A person with an authoritarian personality (often found among bosses, military, police) considers apologies to be a sign of weakness. “If I apologize, subordinates will stop being afraid.” They live by the principle “the stronger is right.” In their worldview, the defeated one should apologize. Interestingly, they may apologize ingratiatingly to superiors but never to equals or subordinates. This is not a trait of character, but a social mask.
There are people who do not know how to put themselves in someone else’s shoes. They simply do not understand that their words or actions could hurt someone. This can happen with autism, schizoid disorder, or just poor upbringing. They do not apologize because they do not see any reason. If you say to them “I was hurt when you...”, they will genuinely be surprised. Unlike the narcissist or sociopath, they are not malicious; they are just misunderstood. They can be taught to apologize through algorithms.
If it is important for you to maintain a relationship, don’t wait for apologies — you won’t get them. Try to translate the conversation into the realm of solutions: “You won’t apologize, but can you at least not do this in the future?”. Sometimes the phrase “I was hurt, I want you to know” helps. Without demanding an apology. If the person is toxic and not ready to change, it is worth considering distance. You are not obligated to tolerate those who do not respect your feelings.

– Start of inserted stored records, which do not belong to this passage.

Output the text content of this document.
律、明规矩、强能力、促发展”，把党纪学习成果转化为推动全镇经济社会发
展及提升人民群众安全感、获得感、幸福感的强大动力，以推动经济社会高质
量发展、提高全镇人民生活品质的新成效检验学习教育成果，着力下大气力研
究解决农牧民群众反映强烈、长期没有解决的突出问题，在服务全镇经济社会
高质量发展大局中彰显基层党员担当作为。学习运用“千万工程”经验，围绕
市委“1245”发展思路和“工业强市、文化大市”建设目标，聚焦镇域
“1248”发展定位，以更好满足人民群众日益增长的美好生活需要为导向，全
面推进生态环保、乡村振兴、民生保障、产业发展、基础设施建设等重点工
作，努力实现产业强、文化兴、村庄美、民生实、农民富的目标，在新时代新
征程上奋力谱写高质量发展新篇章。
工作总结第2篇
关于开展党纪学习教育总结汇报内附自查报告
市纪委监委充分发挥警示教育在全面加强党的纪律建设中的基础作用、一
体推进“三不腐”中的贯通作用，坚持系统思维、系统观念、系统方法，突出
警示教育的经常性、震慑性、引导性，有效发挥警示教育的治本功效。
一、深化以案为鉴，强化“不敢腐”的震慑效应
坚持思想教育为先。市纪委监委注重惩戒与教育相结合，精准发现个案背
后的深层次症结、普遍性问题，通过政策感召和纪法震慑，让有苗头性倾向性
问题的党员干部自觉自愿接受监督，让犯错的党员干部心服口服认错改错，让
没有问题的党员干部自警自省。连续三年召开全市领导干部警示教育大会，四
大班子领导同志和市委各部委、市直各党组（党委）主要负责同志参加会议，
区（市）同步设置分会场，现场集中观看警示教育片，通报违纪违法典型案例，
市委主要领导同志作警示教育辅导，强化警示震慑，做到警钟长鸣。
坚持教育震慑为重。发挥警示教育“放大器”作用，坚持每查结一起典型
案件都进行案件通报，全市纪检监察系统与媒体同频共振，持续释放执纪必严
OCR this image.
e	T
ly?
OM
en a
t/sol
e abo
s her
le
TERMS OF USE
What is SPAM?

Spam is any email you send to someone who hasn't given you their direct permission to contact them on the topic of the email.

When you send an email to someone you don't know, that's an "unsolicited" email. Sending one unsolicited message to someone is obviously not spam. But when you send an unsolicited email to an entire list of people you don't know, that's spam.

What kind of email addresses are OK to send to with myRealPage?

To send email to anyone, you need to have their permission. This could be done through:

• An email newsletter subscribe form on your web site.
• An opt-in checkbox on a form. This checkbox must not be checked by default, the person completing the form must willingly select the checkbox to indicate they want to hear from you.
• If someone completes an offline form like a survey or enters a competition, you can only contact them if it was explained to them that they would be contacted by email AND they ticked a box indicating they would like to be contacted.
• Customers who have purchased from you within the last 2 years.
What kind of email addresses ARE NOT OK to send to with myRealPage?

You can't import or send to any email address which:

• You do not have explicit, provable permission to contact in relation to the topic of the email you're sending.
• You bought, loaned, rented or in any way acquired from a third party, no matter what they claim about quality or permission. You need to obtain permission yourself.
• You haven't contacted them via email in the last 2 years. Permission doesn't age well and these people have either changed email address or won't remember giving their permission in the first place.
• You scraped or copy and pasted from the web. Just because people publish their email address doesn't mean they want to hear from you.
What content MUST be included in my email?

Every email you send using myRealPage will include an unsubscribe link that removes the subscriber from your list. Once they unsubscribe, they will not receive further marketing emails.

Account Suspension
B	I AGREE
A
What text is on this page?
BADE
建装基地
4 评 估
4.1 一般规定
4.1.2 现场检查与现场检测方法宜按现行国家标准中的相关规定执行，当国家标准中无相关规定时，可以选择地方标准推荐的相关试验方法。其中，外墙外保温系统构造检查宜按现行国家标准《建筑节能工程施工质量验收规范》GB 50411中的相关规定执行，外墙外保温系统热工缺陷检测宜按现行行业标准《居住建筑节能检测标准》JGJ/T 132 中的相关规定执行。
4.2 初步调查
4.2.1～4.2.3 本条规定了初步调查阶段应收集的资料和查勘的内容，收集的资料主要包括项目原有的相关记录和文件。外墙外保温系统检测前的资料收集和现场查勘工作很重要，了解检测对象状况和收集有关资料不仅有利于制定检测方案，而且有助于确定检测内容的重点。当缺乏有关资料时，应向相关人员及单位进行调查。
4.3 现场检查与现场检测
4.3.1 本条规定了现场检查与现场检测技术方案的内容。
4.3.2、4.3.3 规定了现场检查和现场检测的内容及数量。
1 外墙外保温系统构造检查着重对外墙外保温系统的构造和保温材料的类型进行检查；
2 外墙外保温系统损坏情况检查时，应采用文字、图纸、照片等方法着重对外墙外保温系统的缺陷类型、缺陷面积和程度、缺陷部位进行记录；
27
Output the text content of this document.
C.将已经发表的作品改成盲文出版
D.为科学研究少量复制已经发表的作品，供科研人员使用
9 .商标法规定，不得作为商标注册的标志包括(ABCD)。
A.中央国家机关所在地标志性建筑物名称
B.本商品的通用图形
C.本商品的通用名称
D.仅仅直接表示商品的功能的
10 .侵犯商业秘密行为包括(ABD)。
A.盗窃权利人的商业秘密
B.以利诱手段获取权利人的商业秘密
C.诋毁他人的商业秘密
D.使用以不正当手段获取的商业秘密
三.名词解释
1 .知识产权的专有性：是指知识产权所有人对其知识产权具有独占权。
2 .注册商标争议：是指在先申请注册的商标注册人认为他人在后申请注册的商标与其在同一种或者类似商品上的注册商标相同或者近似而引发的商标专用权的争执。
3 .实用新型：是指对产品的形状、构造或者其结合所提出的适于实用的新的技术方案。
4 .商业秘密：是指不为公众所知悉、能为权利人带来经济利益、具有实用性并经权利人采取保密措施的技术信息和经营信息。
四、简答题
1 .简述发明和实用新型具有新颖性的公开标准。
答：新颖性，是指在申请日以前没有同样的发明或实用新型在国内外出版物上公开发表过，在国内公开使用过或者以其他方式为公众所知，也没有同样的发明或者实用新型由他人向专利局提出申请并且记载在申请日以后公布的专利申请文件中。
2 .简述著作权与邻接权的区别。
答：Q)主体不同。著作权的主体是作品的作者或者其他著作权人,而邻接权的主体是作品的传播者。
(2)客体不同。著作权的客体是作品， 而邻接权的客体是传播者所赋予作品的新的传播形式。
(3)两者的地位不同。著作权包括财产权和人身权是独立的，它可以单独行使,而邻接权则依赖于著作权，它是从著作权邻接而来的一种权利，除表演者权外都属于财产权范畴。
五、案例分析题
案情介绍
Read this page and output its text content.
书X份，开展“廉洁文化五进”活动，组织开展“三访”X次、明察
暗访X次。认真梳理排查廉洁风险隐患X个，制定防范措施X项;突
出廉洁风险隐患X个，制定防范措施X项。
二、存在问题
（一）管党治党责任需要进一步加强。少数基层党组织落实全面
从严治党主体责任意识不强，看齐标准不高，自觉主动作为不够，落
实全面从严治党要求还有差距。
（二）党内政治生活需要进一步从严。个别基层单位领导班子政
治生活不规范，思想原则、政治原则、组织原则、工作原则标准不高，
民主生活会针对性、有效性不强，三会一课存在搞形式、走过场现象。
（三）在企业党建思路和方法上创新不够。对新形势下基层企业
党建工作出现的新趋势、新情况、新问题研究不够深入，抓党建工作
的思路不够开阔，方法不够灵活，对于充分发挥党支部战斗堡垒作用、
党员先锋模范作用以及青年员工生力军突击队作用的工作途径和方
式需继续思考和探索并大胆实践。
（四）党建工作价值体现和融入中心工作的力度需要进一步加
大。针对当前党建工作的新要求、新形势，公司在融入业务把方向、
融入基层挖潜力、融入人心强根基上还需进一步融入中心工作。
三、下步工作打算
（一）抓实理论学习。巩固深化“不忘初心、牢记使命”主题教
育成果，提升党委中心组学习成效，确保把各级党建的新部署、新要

If the root of the problem is a mental disorder (narcissism, sociopathy), changes are unlikely. Such people rarely seek help from a therapist. If the cause is shame or a lack of empathy (autistic spectrum), correction is possible. A person can be taught to apologize as a ritual, even if they do not feel guilty. Over time, this can become a habit. But first, they must want to change themselves.
The inability to apologize is not just “badness.” It is a symptom of deep-seated problems. Before judging, try to understand the cause. But if you keep hitting a wall, remember: you have a right to respect. And sometimes the only correct decision is to leave.